Revised again...
Oct. 10th, 2012 09:59 amHe pointed out that the separation into two poems was confusing and suggested I should just keep it one poem. Also, he pointed out that the penultimate lines in the last stanza (his eager captive once again, no wounded rage / to recognize the man I wed) were not really that great and the dialogue in the beginning was (as i feared) a little stilted. So, I revised it again. Here goes:
The Grill at the Roxy
“Tell me that you’re well -” He was late, and barely dressed
against the chill, handsomely windswept. “I’ll pry-
sweet muse - my conscience hopes you found another guy.”
Arrow-struck, fumbling for a word, I near confessed
how I had spent these ‘trial separation’ years
the oldest flirt on Sunset, draped in lesser men.
Courting their half invited company, I’d then
Make mention of my ring, and leave them to their beers.
“I’m well” I mused. ”The last I heard, you’d shacked up, broke,
with some calypso singer?” – prelude to his trial -
“Was it much worse than our first place in Venice Beach?
The bedroom had this puckered water stain.
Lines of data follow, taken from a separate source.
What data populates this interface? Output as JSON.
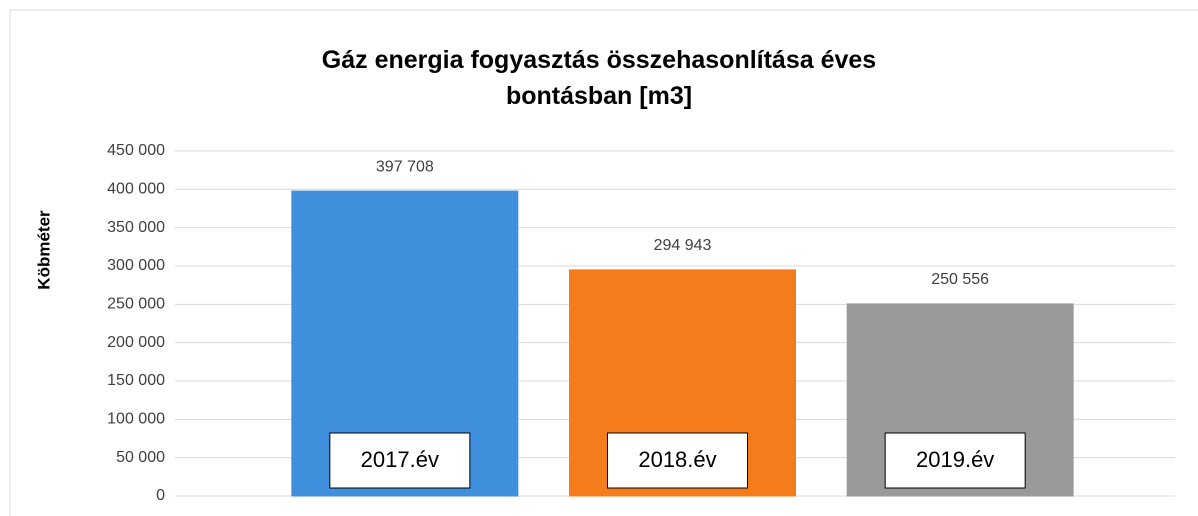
{
  "chart_data": {
    "type": "bar",
    "title": "Gáz energia fogyasztás összehasonlítása éves bontásban [m3]",
    "ylabel": "Köbméter",
    "categories": [
      "2017.év",
      "2018.év",
      "2019.év"
    ],
    "values": [
      397708,
      294943,
      250556
    ],
    "value_labels": [
      "397 708",
      "294 943",
      "250 556"
    ],
    "colors": [
      "#3f8fdc",
      "#f47c1a",
      "#9a9a9a"
    ],
    "ylim": [
      0,
      450000
    ],
    "yticks": [
      0,
      {
        "value": 50000,
        "label": "50 000"
      },
      {
        "value": 100000,
        "label": "100 000"
      },
      {
        "value": 150000,
        "label": "150 000"
      },
      {
        "value": 200000,
        "label": "200 000"
      },
      {
        "value": 250000,
        "label": "250 000"
      },
      {
        "value": 300000,
        "label": "300 000"
      },
      {
        "value": 350000,
        "label": "350 000"
      },
      {
        "value": 400000,
        "label": "400 000"
      },
      {
        "value": 450000,
        "label": "450 000"
      }
    ],
    "grid": true
  }
}
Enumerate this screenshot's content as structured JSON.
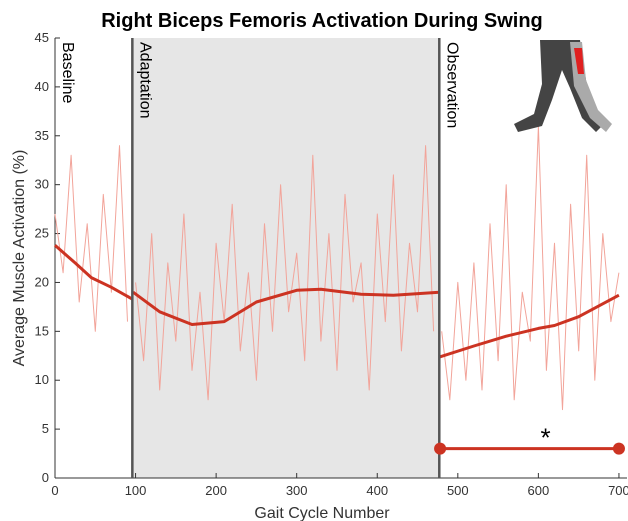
{
  "chart_data": {
    "type": "line",
    "title": "Right Biceps Femoris Activation During Swing",
    "x_label": "Gait Cycle Number",
    "y_label": "Average Muscle Activation (%)",
    "xlim": [
      0,
      710
    ],
    "ylim": [
      0,
      45
    ],
    "xticks": [
      0,
      100,
      200,
      300,
      400,
      500,
      600,
      700
    ],
    "yticks": [
      0,
      5,
      10,
      15,
      20,
      25,
      30,
      35,
      40,
      45
    ],
    "phases": [
      {
        "label": "Baseline",
        "start": 0
      },
      {
        "label": "Adaptation",
        "start": 96
      },
      {
        "label": "Observation",
        "start": 477
      }
    ],
    "shaded_span": [
      96,
      477
    ],
    "series": [
      {
        "color": "#f2a49a",
        "style": "raw",
        "x": [
          0,
          10,
          20,
          30,
          40,
          50,
          60,
          70,
          80,
          90,
          null,
          100,
          110,
          120,
          130,
          140,
          150,
          160,
          170,
          180,
          190,
          200,
          210,
          220,
          230,
          240,
          250,
          260,
          270,
          280,
          290,
          300,
          310,
          320,
          330,
          340,
          350,
          360,
          370,
          380,
          390,
          400,
          410,
          420,
          430,
          440,
          450,
          460,
          470,
          null,
          480,
          490,
          500,
          510,
          520,
          530,
          540,
          550,
          560,
          570,
          580,
          590,
          600,
          610,
          620,
          630,
          640,
          650,
          660,
          670,
          680,
          690,
          700
        ],
        "values": [
          27,
          21,
          33,
          18,
          26,
          15,
          29,
          19,
          34,
          16,
          null,
          20,
          12,
          25,
          9,
          22,
          14,
          27,
          11,
          19,
          8,
          24,
          16,
          28,
          13,
          21,
          10,
          26,
          15,
          30,
          17,
          23,
          12,
          33,
          14,
          25,
          11,
          29,
          18,
          22,
          9,
          27,
          16,
          31,
          13,
          24,
          17,
          34,
          15,
          null,
          15,
          8,
          20,
          10,
          22,
          9,
          26,
          12,
          30,
          8,
          19,
          14,
          36,
          11,
          24,
          7,
          28,
          13,
          33,
          10,
          25,
          16,
          21
        ]
      },
      {
        "color": "#cc3322",
        "style": "trend",
        "x": [
          0,
          25,
          45,
          70,
          96,
          null,
          97,
          130,
          170,
          210,
          250,
          300,
          330,
          380,
          420,
          477,
          null,
          478,
          520,
          560,
          600,
          620,
          650,
          700
        ],
        "values": [
          23.8,
          22,
          20.5,
          19.5,
          18.3,
          null,
          19,
          17,
          15.7,
          16,
          18,
          19.2,
          19.3,
          18.8,
          18.7,
          19,
          null,
          12.4,
          13.5,
          14.5,
          15.3,
          15.6,
          16.5,
          18.7
        ]
      }
    ],
    "significance": {
      "x": [
        478,
        700
      ],
      "y": 3,
      "label": "*"
    }
  }
}
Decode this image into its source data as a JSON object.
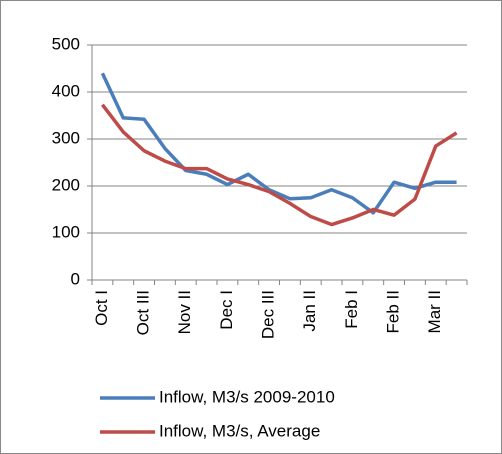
{
  "chart_data": {
    "type": "line",
    "categories": [
      "Oct I",
      null,
      "Oct III",
      null,
      "Nov II",
      null,
      "Dec I",
      null,
      "Dec III",
      null,
      "Jan II",
      null,
      "Feb I",
      null,
      "Feb II",
      null,
      "Mar II",
      null
    ],
    "series": [
      {
        "name": "Inflow, M3/s 2009-2010",
        "color": "#4a7ebb",
        "values": [
          440,
          345,
          342,
          280,
          233,
          225,
          203,
          225,
          192,
          173,
          175,
          192,
          175,
          143,
          208,
          195,
          208,
          208
        ]
      },
      {
        "name": "Inflow, M3/s, Average",
        "color": "#be4b48",
        "values": [
          373,
          315,
          275,
          253,
          237,
          237,
          215,
          203,
          188,
          163,
          135,
          118,
          132,
          150,
          138,
          172,
          285,
          313
        ]
      }
    ],
    "ylim": [
      0,
      500
    ],
    "yticks": [
      0,
      100,
      200,
      300,
      400,
      500
    ],
    "grid": true
  }
}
You’d poke
and peel the plaster, “ – he could flatter even drywall
into canvas - “you called it My Unfinished Peace…”
He sighed, “I whispered it our private cherry tree,
and pressed you close beneath the dusty petal rain,
wanting to stay, a husband, nameless, yet remain
content, and let no Siren’s call un-marry me.
It’s true, how I’ve long suffered for this wanderlust,
Misused my friends, played countless longing nights adrift
in booze. Still dawn arose to this regretful rift -
my life’s lament - that for a song, I squandered us.”
I knew, but as the girls around a smoking stage
forgive unwitting paramours their pure deceit
and each becomes his muse, I willed myself naïve,
hard lost decades cast aside - like passed out pages
advertising some life’s work, glittering the street -
my heart forever young, as long as I believe.